Abstract

We describe the dose responses and dispersal of chromatid (ct) aberrations in human peripheral blood lymphocytes, treated with a 5-min pulse of bleomycin (BLM) in doses ranging from 0.78 to 200 μg/ml during the G2 phase of the cell cycle. Damage was assessed in cells fixed at the time of peak damage 1 h after treatment. Both ct breaks and the percentages of damaged cells rose according to log BLM dose damage 6.3 μg/ml only. Below this dose all endpoints exhibited flat responses suggestive of thresholding. A dose of 100 μg/ml produced similar amounts and distribution of ct breakage (B/c) as a previously studied X-ray dose of 0.8 Gy, permitting future direct cytogenetic comparisons between clastogens.
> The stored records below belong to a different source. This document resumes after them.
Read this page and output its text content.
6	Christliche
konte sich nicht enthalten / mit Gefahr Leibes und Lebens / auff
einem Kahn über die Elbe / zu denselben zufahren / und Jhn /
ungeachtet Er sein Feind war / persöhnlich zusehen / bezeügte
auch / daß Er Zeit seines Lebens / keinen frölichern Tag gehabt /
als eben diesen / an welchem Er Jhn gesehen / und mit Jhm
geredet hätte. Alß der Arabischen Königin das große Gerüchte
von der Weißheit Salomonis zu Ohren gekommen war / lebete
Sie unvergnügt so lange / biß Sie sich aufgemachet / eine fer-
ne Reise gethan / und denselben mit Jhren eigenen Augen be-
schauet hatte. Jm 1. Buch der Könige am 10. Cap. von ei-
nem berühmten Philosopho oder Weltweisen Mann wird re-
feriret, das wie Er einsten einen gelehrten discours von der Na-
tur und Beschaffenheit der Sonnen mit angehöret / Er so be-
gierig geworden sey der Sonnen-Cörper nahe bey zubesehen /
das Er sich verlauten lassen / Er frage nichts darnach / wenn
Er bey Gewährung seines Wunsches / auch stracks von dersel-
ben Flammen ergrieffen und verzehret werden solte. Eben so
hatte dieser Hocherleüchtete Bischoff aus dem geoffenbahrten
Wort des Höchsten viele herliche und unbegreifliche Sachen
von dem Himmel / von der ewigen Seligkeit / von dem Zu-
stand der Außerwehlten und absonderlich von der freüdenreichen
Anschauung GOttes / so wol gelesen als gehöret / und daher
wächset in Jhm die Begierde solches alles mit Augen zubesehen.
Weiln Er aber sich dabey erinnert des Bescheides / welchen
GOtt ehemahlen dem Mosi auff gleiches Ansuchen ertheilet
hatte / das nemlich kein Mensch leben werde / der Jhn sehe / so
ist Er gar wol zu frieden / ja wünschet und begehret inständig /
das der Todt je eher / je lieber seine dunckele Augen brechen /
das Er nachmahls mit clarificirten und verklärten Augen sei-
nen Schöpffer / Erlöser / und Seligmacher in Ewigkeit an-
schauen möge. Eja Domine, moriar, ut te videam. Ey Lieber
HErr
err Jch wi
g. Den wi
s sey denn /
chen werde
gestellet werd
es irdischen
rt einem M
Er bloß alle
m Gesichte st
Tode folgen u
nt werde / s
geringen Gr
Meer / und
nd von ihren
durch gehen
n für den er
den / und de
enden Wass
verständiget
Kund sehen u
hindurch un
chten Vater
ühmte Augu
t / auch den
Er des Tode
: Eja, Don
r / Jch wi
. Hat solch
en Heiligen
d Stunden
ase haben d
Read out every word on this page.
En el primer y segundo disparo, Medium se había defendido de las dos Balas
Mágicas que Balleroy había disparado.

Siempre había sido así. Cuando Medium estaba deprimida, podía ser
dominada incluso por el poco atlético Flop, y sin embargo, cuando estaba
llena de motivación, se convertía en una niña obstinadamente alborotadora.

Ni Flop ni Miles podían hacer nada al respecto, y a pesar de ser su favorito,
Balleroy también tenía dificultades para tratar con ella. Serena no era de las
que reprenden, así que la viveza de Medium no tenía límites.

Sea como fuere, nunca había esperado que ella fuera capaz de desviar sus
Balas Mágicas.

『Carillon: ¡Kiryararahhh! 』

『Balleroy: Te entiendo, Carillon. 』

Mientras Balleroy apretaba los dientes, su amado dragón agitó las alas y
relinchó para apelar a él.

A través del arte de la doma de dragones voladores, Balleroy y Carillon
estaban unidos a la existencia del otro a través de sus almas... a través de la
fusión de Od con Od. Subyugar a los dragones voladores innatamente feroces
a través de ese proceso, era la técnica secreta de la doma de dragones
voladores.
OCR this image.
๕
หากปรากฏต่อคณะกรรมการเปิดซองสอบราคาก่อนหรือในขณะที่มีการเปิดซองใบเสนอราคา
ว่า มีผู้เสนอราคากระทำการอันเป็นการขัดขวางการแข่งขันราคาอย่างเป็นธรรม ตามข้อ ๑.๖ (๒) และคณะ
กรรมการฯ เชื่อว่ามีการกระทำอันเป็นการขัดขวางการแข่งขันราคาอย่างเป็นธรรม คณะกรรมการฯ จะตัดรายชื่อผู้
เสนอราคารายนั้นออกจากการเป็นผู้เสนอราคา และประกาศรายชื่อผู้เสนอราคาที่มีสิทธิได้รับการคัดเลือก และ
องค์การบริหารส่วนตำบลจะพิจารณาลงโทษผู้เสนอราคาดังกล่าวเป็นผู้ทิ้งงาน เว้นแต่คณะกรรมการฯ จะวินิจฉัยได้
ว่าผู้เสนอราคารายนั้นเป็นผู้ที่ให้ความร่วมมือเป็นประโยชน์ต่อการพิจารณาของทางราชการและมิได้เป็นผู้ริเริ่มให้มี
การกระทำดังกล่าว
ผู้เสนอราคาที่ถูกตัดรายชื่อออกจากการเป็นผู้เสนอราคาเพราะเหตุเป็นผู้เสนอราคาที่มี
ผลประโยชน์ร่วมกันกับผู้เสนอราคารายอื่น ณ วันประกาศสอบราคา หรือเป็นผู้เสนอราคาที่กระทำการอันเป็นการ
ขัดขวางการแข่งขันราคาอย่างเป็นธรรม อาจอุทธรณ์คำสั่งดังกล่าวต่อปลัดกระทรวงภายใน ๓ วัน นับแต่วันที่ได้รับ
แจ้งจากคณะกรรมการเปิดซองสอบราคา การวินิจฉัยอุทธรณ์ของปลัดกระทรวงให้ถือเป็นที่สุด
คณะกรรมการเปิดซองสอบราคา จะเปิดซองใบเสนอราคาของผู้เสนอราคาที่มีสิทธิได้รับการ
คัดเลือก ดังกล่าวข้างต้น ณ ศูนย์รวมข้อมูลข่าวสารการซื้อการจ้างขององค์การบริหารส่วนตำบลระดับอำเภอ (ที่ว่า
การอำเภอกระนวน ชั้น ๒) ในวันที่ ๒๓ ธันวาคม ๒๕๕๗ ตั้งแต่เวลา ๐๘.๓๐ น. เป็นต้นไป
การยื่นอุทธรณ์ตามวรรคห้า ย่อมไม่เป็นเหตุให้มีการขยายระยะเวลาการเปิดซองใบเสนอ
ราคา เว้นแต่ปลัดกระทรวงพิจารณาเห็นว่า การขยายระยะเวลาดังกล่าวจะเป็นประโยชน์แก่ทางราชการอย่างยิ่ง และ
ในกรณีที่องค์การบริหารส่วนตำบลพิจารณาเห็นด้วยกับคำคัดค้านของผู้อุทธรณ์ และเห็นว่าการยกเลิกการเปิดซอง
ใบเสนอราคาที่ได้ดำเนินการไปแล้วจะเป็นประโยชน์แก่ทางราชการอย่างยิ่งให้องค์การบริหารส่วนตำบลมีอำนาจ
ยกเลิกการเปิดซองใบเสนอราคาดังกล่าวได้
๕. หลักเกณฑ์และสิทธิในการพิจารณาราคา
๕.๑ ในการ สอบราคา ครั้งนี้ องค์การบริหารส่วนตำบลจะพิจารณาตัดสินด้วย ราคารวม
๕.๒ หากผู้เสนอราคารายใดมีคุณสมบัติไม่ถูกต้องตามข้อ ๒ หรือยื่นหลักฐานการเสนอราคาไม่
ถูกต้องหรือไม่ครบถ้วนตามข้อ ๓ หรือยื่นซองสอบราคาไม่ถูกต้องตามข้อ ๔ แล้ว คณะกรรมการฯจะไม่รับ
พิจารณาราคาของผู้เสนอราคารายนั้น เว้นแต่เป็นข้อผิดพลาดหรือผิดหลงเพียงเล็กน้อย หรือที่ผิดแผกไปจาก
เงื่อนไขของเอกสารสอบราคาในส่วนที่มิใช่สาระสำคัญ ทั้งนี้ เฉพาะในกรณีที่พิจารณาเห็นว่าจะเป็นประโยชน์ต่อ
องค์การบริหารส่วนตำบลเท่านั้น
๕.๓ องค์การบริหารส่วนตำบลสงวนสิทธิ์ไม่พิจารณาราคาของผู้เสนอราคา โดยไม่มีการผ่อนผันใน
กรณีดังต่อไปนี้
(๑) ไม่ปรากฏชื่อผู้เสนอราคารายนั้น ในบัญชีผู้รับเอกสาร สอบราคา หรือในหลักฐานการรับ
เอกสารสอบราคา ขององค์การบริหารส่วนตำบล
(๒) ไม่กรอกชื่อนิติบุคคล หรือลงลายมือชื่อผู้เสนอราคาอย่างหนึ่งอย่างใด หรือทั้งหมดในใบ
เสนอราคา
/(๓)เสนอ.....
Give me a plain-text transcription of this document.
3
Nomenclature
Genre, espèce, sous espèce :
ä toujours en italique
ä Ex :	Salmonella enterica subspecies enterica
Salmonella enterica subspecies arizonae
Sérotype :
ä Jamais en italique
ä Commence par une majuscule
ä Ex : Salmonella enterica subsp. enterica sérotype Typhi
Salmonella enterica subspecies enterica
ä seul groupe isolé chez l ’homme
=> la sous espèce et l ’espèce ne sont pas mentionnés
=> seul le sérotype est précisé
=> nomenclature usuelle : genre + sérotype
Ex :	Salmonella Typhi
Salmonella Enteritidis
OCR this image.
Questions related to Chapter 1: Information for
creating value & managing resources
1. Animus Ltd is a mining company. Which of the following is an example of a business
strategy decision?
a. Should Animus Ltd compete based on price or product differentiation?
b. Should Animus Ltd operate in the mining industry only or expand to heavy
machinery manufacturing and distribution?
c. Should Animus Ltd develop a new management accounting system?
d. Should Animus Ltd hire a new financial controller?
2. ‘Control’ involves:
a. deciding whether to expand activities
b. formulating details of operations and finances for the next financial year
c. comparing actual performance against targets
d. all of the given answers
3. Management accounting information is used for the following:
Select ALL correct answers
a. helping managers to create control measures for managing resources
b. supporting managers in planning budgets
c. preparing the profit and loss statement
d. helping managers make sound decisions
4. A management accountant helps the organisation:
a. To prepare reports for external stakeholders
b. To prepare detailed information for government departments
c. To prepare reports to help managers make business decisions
Within the scorable range (0–29 B/c) the dispersal of ct breakage after BLM treatment resembled that after equivalent X-irradiation; but BLM treatment alone resulted in the formation of heavily damaged cells (HDC) defined as with ≥ 30 b/c, representing a cytogenetic endpoint of DNA damage reminiscent of apoptosis. At the dose producing equivalent chromatid breakage, BLM produced 7.4 times fewer exchanges than X-rays in G2.